- Bala Dasteh-ye Rakan Kola Location within Iran
- Coordinates: 36°35′55″N 52°47′05″E﻿ / ﻿36.59861°N 52.78472°E
- Country: Iran
- Province: Mazandaran
- County: Simorgh
- District: Central
- Rural District: Kiakola

Population (2016)
- • Total: 1,399
- Time zone: UTC+3:30 (IRST)

= Bala Dasteh-ye Rakan Kola =

Village in Mazandaran province, Iran

Bala Dasteh-ye Rakan Kola (بالادسته ركن كلا) (Note: Also romanized as Bālā Dasteh-ye Rakan Kolā; also known as Bālā Dasteh) is a village in Kiakola Rural District of the Central District in Simorgh County, Mazandaran province, Iran.

==Demographics==
===Population===
At the time of the 2006 National Census, the village's population was 1,190 in 328 households, when it was in the former Kiakola District of Qaem Shahr County. The following census in 2011 counted 1,271 people in 410 households.
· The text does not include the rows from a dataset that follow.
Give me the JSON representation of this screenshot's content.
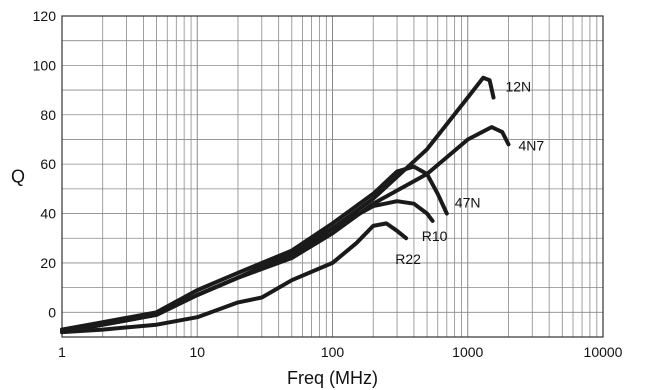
{
  "chart_data": {
    "type": "line",
    "title": "",
    "xlabel": "Freq (MHz)",
    "ylabel": "Q",
    "xscale": "log",
    "xlim": [
      1,
      10000
    ],
    "ylim": [
      -10,
      120
    ],
    "grid": true,
    "x_ticks": [
      "1",
      "10",
      "100",
      "1000",
      "10000"
    ],
    "y_ticks": [
      "0",
      "20",
      "40",
      "60",
      "80",
      "100",
      "120"
    ],
    "series": [
      {
        "name": "12N",
        "points": [
          [
            1,
            -8
          ],
          [
            2,
            -5
          ],
          [
            5,
            -1
          ],
          [
            10,
            7
          ],
          [
            20,
            14
          ],
          [
            50,
            23
          ],
          [
            100,
            34
          ],
          [
            200,
            46
          ],
          [
            500,
            66
          ],
          [
            1000,
            87
          ],
          [
            1300,
            95
          ],
          [
            1450,
            94
          ],
          [
            1550,
            87
          ]
        ]
      },
      {
        "name": "4N7",
        "points": [
          [
            1,
            -8
          ],
          [
            2,
            -5
          ],
          [
            5,
            -1
          ],
          [
            10,
            7
          ],
          [
            20,
            14
          ],
          [
            50,
            22
          ],
          [
            100,
            32
          ],
          [
            200,
            44
          ],
          [
            500,
            56
          ],
          [
            1000,
            70
          ],
          [
            1500,
            75
          ],
          [
            1800,
            73
          ],
          [
            2000,
            68
          ]
        ]
      },
      {
        "name": "47N",
        "points": [
          [
            1,
            -7
          ],
          [
            2,
            -4
          ],
          [
            5,
            0
          ],
          [
            10,
            9
          ],
          [
            20,
            16
          ],
          [
            50,
            25
          ],
          [
            100,
            36
          ],
          [
            200,
            48
          ],
          [
            300,
            57
          ],
          [
            400,
            59
          ],
          [
            500,
            56
          ],
          [
            600,
            48
          ],
          [
            700,
            40
          ]
        ]
      },
      {
        "name": "R10",
        "points": [
          [
            1,
            -7
          ],
          [
            2,
            -5
          ],
          [
            5,
            -1
          ],
          [
            10,
            7
          ],
          [
            20,
            14
          ],
          [
            50,
            24
          ],
          [
            100,
            34
          ],
          [
            200,
            43
          ],
          [
            300,
            45
          ],
          [
            400,
            44
          ],
          [
            500,
            40
          ],
          [
            550,
            37
          ]
        ]
      },
      {
        "name": "R22",
        "points": [
          [
            1,
            -8
          ],
          [
            2,
            -7
          ],
          [
            5,
            -5
          ],
          [
            10,
            -2
          ],
          [
            20,
            4
          ],
          [
            30,
            6
          ],
          [
            50,
            13
          ],
          [
            100,
            20
          ],
          [
            150,
            28
          ],
          [
            200,
            35
          ],
          [
            250,
            36
          ],
          [
            300,
            33
          ],
          [
            350,
            30
          ]
        ]
      }
    ]
  }
}
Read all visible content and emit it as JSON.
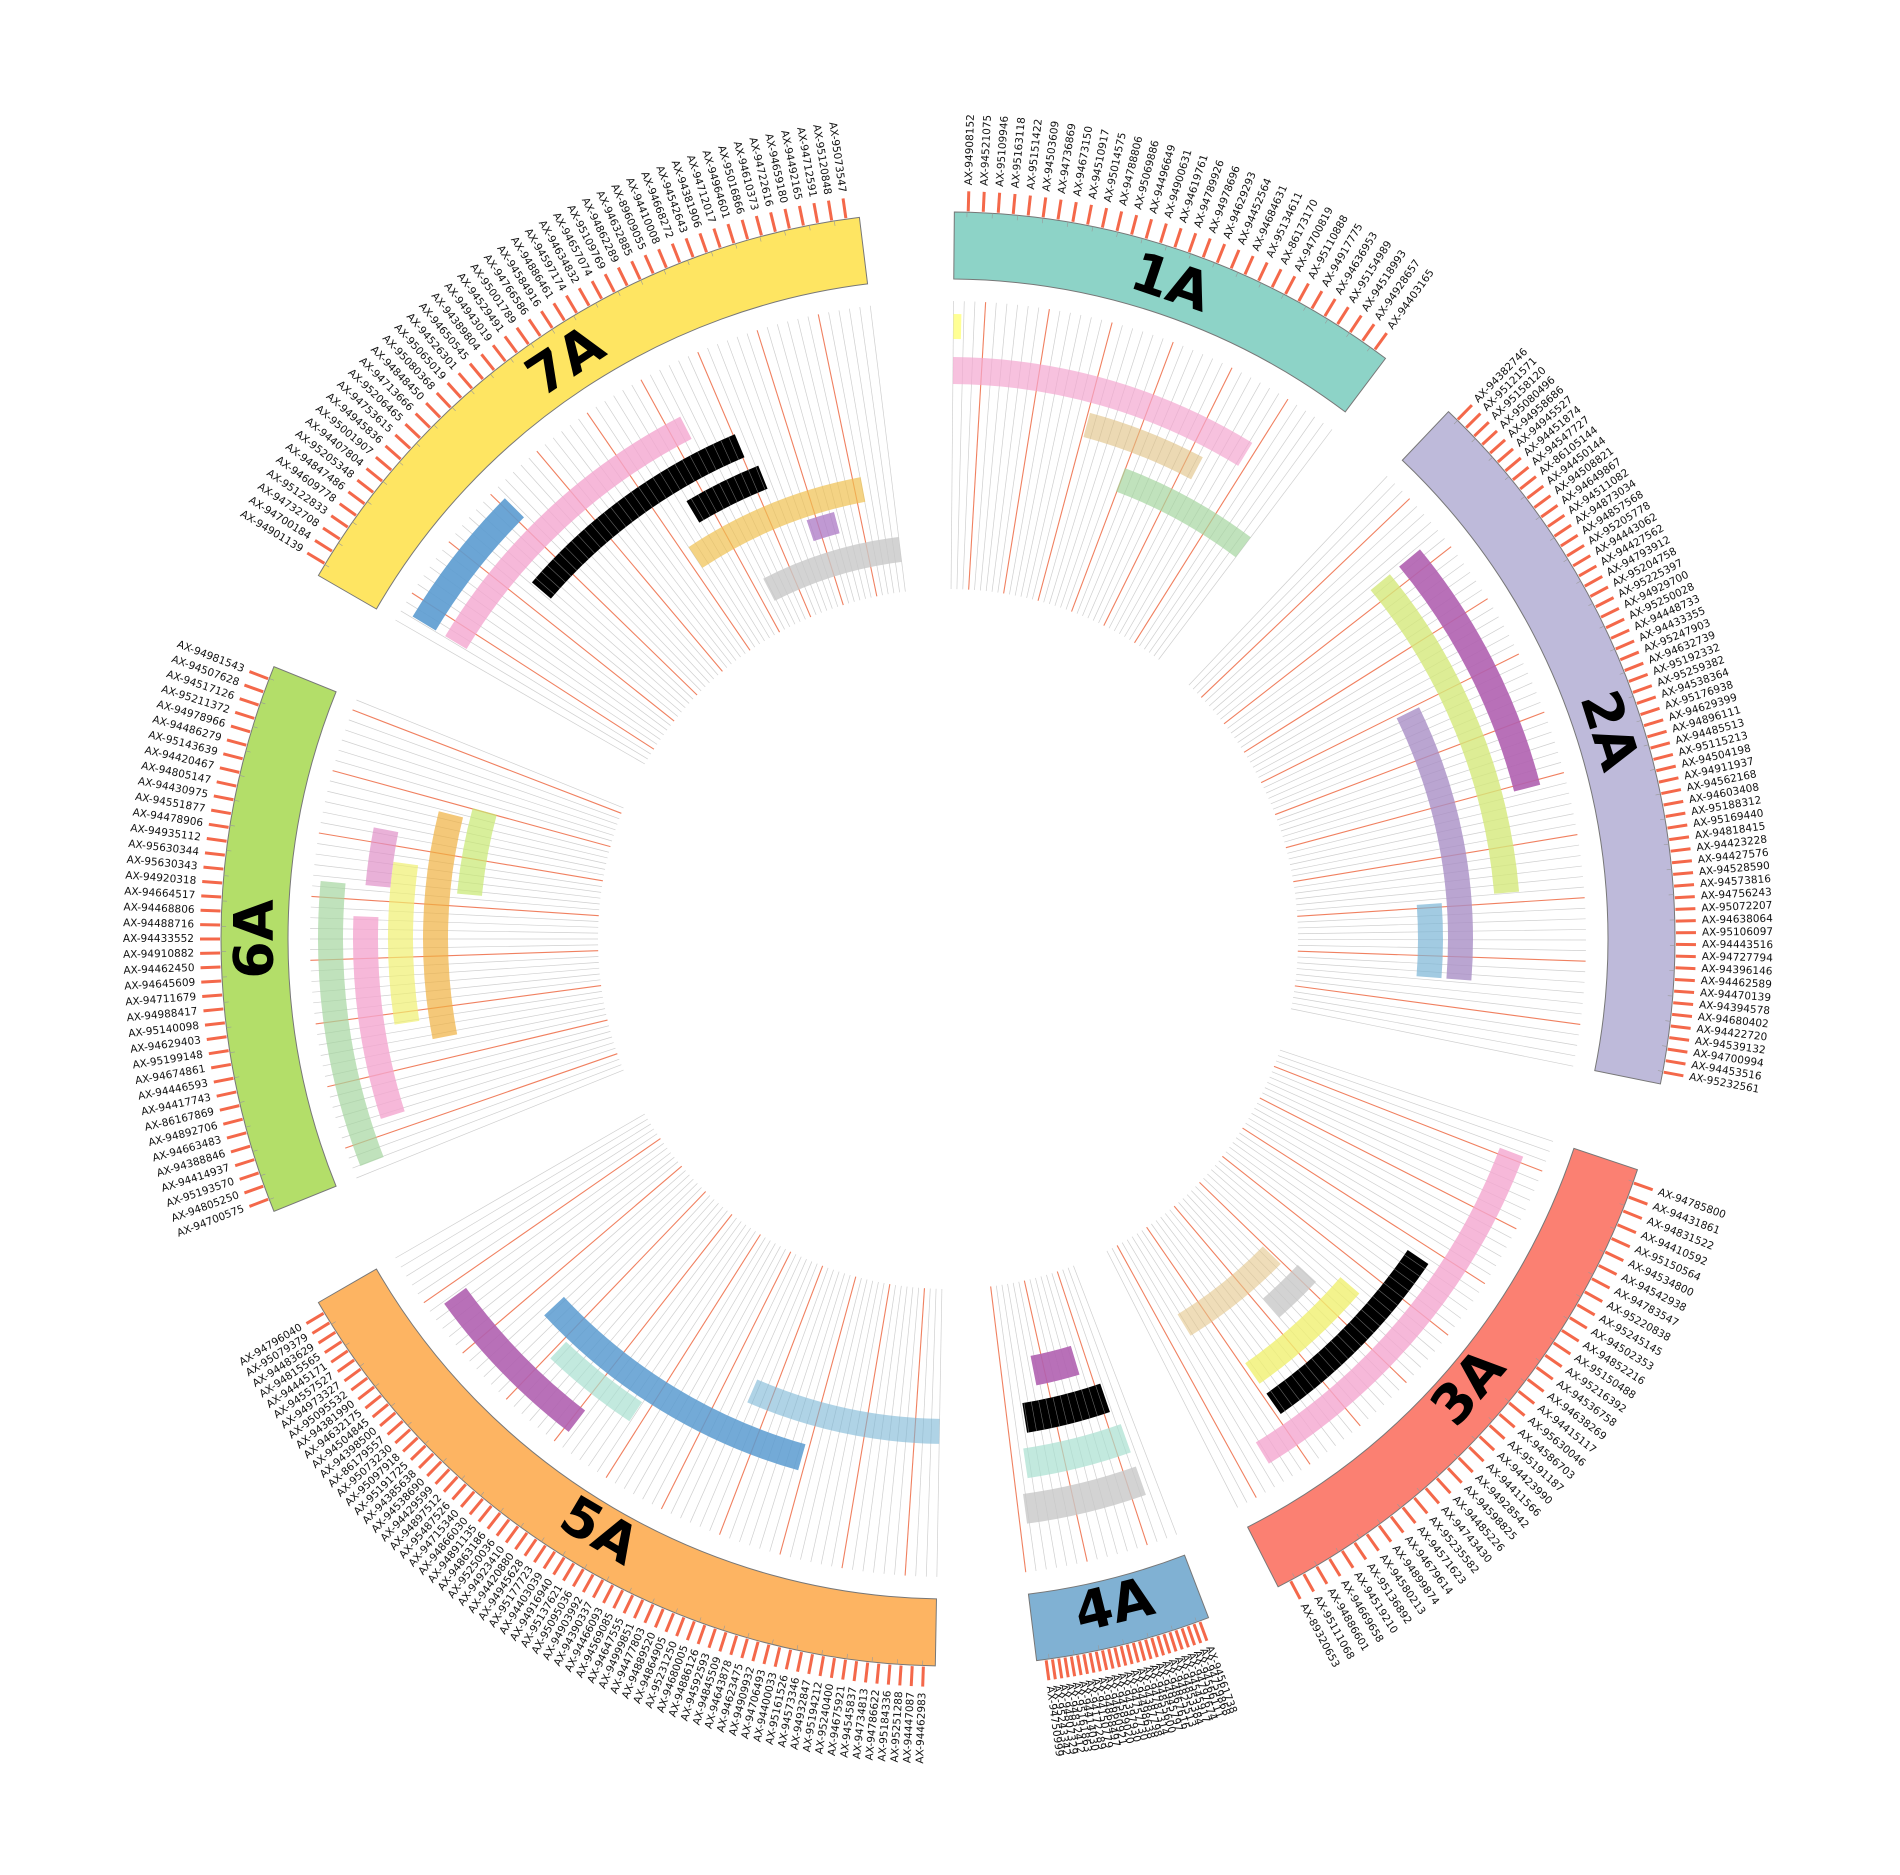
{
  "chromosomes": [
    {
      "label": "1A",
      "color": "#8dd3c7",
      "markers": [
        "AX-94908152",
        "AX-94521075",
        "AX-95109946",
        "AX-95163118",
        "AX-95151422",
        "AX-94503609",
        "AX-94736869",
        "AX-94673150",
        "AX-94510917",
        "AX-95014575",
        "AX-94788806",
        "AX-95069886",
        "AX-94496649",
        "AX-94900631",
        "AX-94619761",
        "AX-94789926",
        "AX-94978696",
        "AX-94629293",
        "AX-94452564",
        "AX-94684631",
        "AX-95134611",
        "AX-86173170",
        "AX-94700819",
        "AX-95110888",
        "AX-94917775",
        "AX-94636953",
        "AX-95154989",
        "AX-94518993",
        "AX-94928657",
        "AX-94403165"
      ]
    },
    {
      "label": "2A",
      "color": "#bebada",
      "markers": [
        "AX-94382746",
        "AX-95121571",
        "AX-95158120",
        "AX-95080496",
        "AX-94958686",
        "AX-94945527",
        "AX-94451874",
        "AX-94547727",
        "AX-86105144",
        "AX-94450144",
        "AX-94508821",
        "AX-94649867",
        "AX-94511082",
        "AX-94873034",
        "AX-94857568",
        "AX-95205778",
        "AX-94443062",
        "AX-94427562",
        "AX-94793912",
        "AX-95204758",
        "AX-95225397",
        "AX-94929700",
        "AX-95250028",
        "AX-94448733",
        "AX-94433355",
        "AX-95247903",
        "AX-94632739",
        "AX-95192332",
        "AX-95259382",
        "AX-94538364",
        "AX-95176938",
        "AX-94629399",
        "AX-94896111",
        "AX-94485513",
        "AX-95115213",
        "AX-94504198",
        "AX-94911937",
        "AX-94562168",
        "AX-94603408",
        "AX-95188312",
        "AX-95169440",
        "AX-94818415",
        "AX-94423228",
        "AX-94427576",
        "AX-94528590",
        "AX-94573816",
        "AX-94756243",
        "AX-95072207",
        "AX-94638064",
        "AX-95106097",
        "AX-94443516",
        "AX-94727794",
        "AX-94396146",
        "AX-94462589",
        "AX-94470139",
        "AX-94394578",
        "AX-94680402",
        "AX-94422720",
        "AX-94539132",
        "AX-94700994",
        "AX-94453516",
        "AX-95232561"
      ]
    },
    {
      "label": "3A",
      "color": "#fb8072",
      "markers": [
        "AX-94785800",
        "AX-94431861",
        "AX-94831522",
        "AX-94410592",
        "AX-95150564",
        "AX-94534800",
        "AX-94542938",
        "AX-94783547",
        "AX-95220838",
        "AX-95245145",
        "AX-94502353",
        "AX-94852216",
        "AX-95150488",
        "AX-95216392",
        "AX-94536758",
        "AX-94638269",
        "AX-94415117",
        "AX-95630046",
        "AX-94586703",
        "AX-95191187",
        "AX-94423990",
        "AX-94411566",
        "AX-94928542",
        "AX-94598825",
        "AX-94485226",
        "AX-94743430",
        "AX-95235582",
        "AX-94571623",
        "AX-94679614",
        "AX-94899874",
        "AX-94580213",
        "AX-95136892",
        "AX-94519210",
        "AX-94669658",
        "AX-94886601",
        "AX-95111068",
        "AX-89320653"
      ]
    },
    {
      "label": "4A",
      "color": "#80b1d3",
      "markers": [
        "AX-94561738",
        "AX-94759868",
        "AX-94566111",
        "AX-94797674",
        "AX-94545917",
        "AX-94853384",
        "AX-94825513",
        "AX-94867616",
        "AX-94945797",
        "AX-94855600",
        "AX-94787314",
        "AX-94387798",
        "AX-94498638",
        "AX-94757730",
        "AX-94397930",
        "AX-94589020",
        "AX-94660921",
        "AX-94868497",
        "AX-94150779",
        "AX-94172289",
        "AX-94414030",
        "AX-95161863",
        "AX-94832412",
        "AX-94807329",
        "AX-95243342",
        "AX-94750999"
      ]
    },
    {
      "label": "5A",
      "color": "#fdb462",
      "markers": [
        "AX-94462983",
        "AX-94447087",
        "AX-95251288",
        "AX-95184336",
        "AX-94786622",
        "AX-94734813",
        "AX-94545837",
        "AX-94675921",
        "AX-95240400",
        "AX-95194212",
        "AX-94932847",
        "AX-94573346",
        "AX-95161526",
        "AX-94400033",
        "AX-94706493",
        "AX-94909932",
        "AX-94623475",
        "AX-94643878",
        "AX-94845509",
        "AX-94592593",
        "AX-94886126",
        "AX-94680005",
        "AX-95231250",
        "AX-94864905",
        "AX-94889520",
        "AX-94477803",
        "AX-94999851",
        "AX-94647555",
        "AX-94569085",
        "AX-94466093",
        "AX-94390337",
        "AX-94903992",
        "AX-95095036",
        "AX-95137621",
        "AX-94916940",
        "AX-94403039",
        "AX-95177723",
        "AX-94945628",
        "AX-94420880",
        "AX-94923410",
        "AX-95250036",
        "AX-94863186",
        "AX-94891135",
        "AX-94866030",
        "AX-94715340",
        "AX-95487526",
        "AX-94897512",
        "AX-94429599",
        "AX-94538690",
        "AX-94385638",
        "AX-95191725",
        "AX-95097918",
        "AX-95073230",
        "AX-86179557",
        "AX-94398500",
        "AX-94504845",
        "AX-94632175",
        "AX-94381990",
        "AX-95095532",
        "AX-94973327",
        "AX-94557527",
        "AX-94445171",
        "AX-94815565",
        "AX-94483629",
        "AX-95079379",
        "AX-94796040"
      ]
    },
    {
      "label": "6A",
      "color": "#b3de69",
      "markers": [
        "AX-94700575",
        "AX-94805250",
        "AX-95193570",
        "AX-94414937",
        "AX-94388846",
        "AX-94663483",
        "AX-94892706",
        "AX-86167869",
        "AX-94417743",
        "AX-94446593",
        "AX-94674861",
        "AX-95199148",
        "AX-94629403",
        "AX-95140098",
        "AX-94988417",
        "AX-94711679",
        "AX-94645609",
        "AX-94462450",
        "AX-94910882",
        "AX-94433552",
        "AX-94488716",
        "AX-94468806",
        "AX-94664517",
        "AX-94920318",
        "AX-95630343",
        "AX-95630344",
        "AX-94935112",
        "AX-94478906",
        "AX-94551877",
        "AX-94430975",
        "AX-94805147",
        "AX-94420467",
        "AX-95143639",
        "AX-94486279",
        "AX-94978966",
        "AX-95211372",
        "AX-94517126",
        "AX-94507628",
        "AX-94981543"
      ]
    },
    {
      "label": "7A",
      "color": "#fee562",
      "markers": [
        "AX-94901139",
        "AX-94700184",
        "AX-94732708",
        "AX-95122833",
        "AX-94609778",
        "AX-94847486",
        "AX-95205348",
        "AX-94407804",
        "AX-95001907",
        "AX-94945836",
        "AX-94753615",
        "AX-95206465",
        "AX-94713666",
        "AX-94848450",
        "AX-95080368",
        "AX-95065019",
        "AX-94526301",
        "AX-94650545",
        "AX-94389804",
        "AX-94943019",
        "AX-94529491",
        "AX-95001789",
        "AX-94766586",
        "AX-94584916",
        "AX-94886461",
        "AX-94597174",
        "AX-94634832",
        "AX-94657074",
        "AX-95109769",
        "AX-94862289",
        "AX-94632885",
        "AX-89609055",
        "AX-94410008",
        "AX-94668272",
        "AX-94542643",
        "AX-94381906",
        "AX-94712017",
        "AX-94964601",
        "AX-95016866",
        "AX-94610373",
        "AX-94722616",
        "AX-94659180",
        "AX-94492165",
        "AX-94712591",
        "AX-95120848",
        "AX-95073547"
      ]
    }
  ]
}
The 2016 census measured the population of the village as 1,399 people in 479 households, by which time the district had been separated from the county in the establishment of Simorgh County. The rural district was transferred to the new Central District. Bala Dasteh-ye Rakan Kola was the most populous village in its rural district.